Além de processos judiciais e inquéritos policiais, há documentos, fotos e vídeos de festas, bem como gravações em áudio, que englobam fatos ocorridos pelo menos entre 1989 e 2010 (com Klein já perto dos 90 anos).

A despeito de grande circulação em redes sociais, repercussão em veículos como Nexo, El País e revistas como Marie Claire e Claudia, além de artigos de opinião publicados (todos escritos por mulheres, segundo Domenici), grandes veículos ignoraram a história.

Ao contrário do que costuma acontecer em casos dessa dimensão, a grande imprensa não investigou, não repercutiu nem republicou o material.

“Dos grandes veículos, incluindo canais de televisão, ninguém falou do assunto até o momento [23 de abril] na sua cobertura diária. Na nossa percepção, a revelação não ganhou repercussão nacional pela falta de cobertura noticiosa”, diz o diretor da Pública.

No caso da Folha, a postura chama ainda mais a atenção porque o jornal tem uma parceria com a Agência Pública e, se quisesse, poderia ter publicado a íntegra da reportagem.

Roberto Dias, secretário de Redação, diz que considera de interesse público as informações relatadas pela Agência Pública. “Debatemos o caso e decidimos efetuar apuração própria sobre esse assunto, diante das possíveis imputações criminais envolvidas.”

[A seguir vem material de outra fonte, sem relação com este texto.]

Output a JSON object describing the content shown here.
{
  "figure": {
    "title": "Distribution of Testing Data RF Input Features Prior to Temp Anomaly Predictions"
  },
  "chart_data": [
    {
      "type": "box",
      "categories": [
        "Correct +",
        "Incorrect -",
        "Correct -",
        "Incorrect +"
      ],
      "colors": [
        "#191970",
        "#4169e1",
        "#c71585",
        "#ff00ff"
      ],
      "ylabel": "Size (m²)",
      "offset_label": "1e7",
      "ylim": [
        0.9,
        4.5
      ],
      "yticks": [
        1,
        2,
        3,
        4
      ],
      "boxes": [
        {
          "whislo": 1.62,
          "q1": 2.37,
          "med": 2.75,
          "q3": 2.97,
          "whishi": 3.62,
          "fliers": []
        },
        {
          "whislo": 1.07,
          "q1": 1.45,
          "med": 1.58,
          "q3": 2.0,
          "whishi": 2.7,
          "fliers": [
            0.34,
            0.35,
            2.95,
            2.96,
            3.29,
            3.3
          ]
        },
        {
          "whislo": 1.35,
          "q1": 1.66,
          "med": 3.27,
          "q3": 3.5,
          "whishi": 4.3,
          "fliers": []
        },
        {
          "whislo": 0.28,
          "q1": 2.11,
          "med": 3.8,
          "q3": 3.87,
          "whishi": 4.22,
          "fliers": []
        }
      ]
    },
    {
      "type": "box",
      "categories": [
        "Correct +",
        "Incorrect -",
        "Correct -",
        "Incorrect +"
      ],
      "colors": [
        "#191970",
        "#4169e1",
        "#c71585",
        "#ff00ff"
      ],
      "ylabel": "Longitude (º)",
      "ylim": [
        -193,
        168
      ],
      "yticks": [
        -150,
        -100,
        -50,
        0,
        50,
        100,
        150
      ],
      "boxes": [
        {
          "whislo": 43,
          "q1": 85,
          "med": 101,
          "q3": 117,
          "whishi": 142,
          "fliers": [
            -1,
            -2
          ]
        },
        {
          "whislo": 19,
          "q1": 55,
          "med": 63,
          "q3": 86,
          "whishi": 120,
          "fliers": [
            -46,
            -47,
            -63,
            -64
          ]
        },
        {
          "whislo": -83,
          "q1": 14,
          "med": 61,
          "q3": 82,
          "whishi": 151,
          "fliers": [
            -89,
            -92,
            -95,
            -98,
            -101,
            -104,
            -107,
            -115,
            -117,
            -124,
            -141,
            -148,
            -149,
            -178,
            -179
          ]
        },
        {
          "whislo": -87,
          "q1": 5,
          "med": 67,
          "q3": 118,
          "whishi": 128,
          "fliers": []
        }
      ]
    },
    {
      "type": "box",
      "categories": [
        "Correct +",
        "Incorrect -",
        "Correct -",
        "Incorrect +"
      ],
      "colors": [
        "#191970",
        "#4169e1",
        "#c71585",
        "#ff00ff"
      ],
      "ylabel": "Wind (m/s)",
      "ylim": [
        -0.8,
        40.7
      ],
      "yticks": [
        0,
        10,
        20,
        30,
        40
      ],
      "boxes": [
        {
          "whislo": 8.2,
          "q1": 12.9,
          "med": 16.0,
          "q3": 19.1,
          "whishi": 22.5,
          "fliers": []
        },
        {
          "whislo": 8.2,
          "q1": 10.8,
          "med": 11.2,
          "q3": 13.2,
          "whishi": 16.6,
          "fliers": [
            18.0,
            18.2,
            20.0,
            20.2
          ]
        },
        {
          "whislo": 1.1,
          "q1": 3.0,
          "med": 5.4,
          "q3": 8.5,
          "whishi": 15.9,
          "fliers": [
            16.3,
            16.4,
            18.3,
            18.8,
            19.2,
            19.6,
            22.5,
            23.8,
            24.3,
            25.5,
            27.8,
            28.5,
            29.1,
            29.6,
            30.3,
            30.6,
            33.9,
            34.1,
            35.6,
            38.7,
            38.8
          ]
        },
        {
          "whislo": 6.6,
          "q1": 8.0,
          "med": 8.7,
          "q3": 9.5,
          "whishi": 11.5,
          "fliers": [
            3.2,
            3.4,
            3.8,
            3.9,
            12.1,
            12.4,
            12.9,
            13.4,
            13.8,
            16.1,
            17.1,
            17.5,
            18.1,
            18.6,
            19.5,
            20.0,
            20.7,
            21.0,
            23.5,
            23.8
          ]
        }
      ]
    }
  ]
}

Porém, em uma busca rápida por reportagens da Pública na Folha, é possível encontrar textos da agência que envolviam, inclusive, imputações criminais.

Uma das matérias, publicada em agosto de 2020, revelava uma série de abusos sexuais de crianças em Minas Gerais.

Domenici afirma que a Pública estava com a publicação acertada com a Folha —uma versão reduzida que sairia na semana passada. Ao final, receberam a notícia de que o texto não seria publicado sob a alegação de que foi uma decisão editorial. “Ficamos sem entender”, diz o jornalista.

Há mais coisas incompreensíveis. Casos como esse parecem envolver engrenagens que operam por anos sem que seus responsáveis sejam incomodados —nem pela polícia nem pela imprensa.

O suposto esquema de exploração sexual descortinado pela Pública corria em paralelo, muitas vezes dependente do negócio principal. É estranho que caso tão bem apurado só apareça na Folha em artigos de opinião, ou seja, não exista em forma de notícia. Republicar a íntegra de um caso como esse pode ser uma escolha. Incluí-lo na cobertura noticiosa é uma obrigação.

Em resposta à Pública, a Via Varejo, empresa que controla a marca Casas Bahia, esclareceu que a família Klein nunca exerceu qualquer papel de controle na holding constituída em 2011 para gerir as marcas Casas Bahia, Pontofrio, Extra.com.br e Bartira. A família Klein lamentou que o patriarca não esteja vivo para se defender das acusações mencionadas. Sobre dois processos em andamento, a família disse que eles correm em segredo de Justiça e que as decisões serão acatadas.